A reitora da Ufac, Guida Aquino, participou, nessa segunda-feira, 25, em Brasília, do 1º Fórum de Reitores Brasil-África. A convite do presidente Luiz Inácio Lula da Silva (PT) e do Ministério da Educação (MEC), ela representou a Ufac no encontro, acompanhada da pró-reitora de Inovação e Tecnologia, Almecina Balbino Ferreira. O evento segue até quarta-feira, 27, e tem como foco o fortalecimento da cooperação internacional em educação superior entre universidades brasileiras e instituições africanas.

Guida destacou a importância da presença da Ufac em um espaço voltado ao diálogo internacional e à construção de parcerias acadêmicas. Segundo a reitora, a aproximação entre Brasil e África por meio da educação, da pesquisa, da inovação e da troca de experiências permite avançar em soluções conjuntas para desafios comuns. “Temos histórias, identidades e desafios que nos aproximam, e a universidade tem um papel fundamental nessa conexão”, afirmou.

O fórum é uma iniciativa liderada pelo MEC, pela Coordenação de Aperfeiçoamento de Pessoal de Nível Superior e pela Associação Nacional dos Dirigentes das Instituições Federais de Ensino Superior. A programação reúne reitores, pró-reitores e assessores de cooperação internacional de universidades federais, estaduais e privadas do Brasil, além de representantes de universidades africanas mobilizadas pela Associação de Universidades Africanas.
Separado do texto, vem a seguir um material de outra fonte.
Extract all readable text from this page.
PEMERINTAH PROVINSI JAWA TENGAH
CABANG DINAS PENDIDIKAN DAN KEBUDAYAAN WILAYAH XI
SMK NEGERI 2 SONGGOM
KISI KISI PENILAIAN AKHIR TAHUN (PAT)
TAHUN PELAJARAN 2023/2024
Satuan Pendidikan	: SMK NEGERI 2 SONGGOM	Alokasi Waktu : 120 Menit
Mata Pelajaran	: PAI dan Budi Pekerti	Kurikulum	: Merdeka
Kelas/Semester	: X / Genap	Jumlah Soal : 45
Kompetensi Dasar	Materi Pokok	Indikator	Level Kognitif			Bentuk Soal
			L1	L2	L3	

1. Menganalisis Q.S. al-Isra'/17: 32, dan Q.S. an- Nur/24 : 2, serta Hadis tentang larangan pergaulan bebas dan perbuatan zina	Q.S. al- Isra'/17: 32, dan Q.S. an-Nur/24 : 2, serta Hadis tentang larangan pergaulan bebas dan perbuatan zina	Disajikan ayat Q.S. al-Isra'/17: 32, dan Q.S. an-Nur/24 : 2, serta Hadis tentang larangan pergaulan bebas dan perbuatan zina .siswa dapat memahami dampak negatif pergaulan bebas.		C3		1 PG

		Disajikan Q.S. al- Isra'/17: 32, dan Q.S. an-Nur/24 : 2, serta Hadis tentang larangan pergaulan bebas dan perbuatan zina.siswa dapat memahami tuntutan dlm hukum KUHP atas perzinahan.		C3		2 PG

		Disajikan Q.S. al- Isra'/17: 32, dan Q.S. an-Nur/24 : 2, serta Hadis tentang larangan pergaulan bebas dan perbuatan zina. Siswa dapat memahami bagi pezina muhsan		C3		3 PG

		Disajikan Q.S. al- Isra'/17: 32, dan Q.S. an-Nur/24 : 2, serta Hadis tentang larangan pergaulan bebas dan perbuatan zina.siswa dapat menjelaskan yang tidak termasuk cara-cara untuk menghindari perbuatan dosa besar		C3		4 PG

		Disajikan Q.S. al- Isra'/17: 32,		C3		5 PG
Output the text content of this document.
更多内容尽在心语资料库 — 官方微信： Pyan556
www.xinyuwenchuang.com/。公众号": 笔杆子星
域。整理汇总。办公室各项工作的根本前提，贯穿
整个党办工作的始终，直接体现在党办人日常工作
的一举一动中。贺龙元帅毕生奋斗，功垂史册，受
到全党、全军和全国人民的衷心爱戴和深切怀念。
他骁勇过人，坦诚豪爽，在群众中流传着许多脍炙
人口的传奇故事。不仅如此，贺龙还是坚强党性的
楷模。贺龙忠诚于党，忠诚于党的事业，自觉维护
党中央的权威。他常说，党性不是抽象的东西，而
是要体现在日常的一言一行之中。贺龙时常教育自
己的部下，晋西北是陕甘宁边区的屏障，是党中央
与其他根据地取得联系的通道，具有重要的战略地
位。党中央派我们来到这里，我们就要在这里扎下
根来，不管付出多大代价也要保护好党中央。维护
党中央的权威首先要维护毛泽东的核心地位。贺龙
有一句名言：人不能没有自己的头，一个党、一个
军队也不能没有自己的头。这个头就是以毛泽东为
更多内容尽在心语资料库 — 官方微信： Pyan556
Reitora da Ufac participa de fórum de reitores em Brasília-vice.jpg

A proposta do encontro é ampliar as relações acadêmicas entre Brasil e África, com a construção de novos acordos institucionais, programas de mobilidade estudantil, intercâmbio científico e cooperação em áreas estratégicas como agricultura, energias renováveis, mineração, petróleo e gás, setor aeroespacial, inteligência artificial e ciências humanas.

A programação inclui painéis temáticos, reuniões bilaterais, workshops e sessões voltadas à construção de novas parcerias universitárias. Ao final do evento, os resultados e compromissos construídos serão formalizados na Carta de Brasília do 1º Fórum de Reitores Brasil-África, documento que deve orientar os próximos passos da cooperação entre universidades brasileiras e africanas.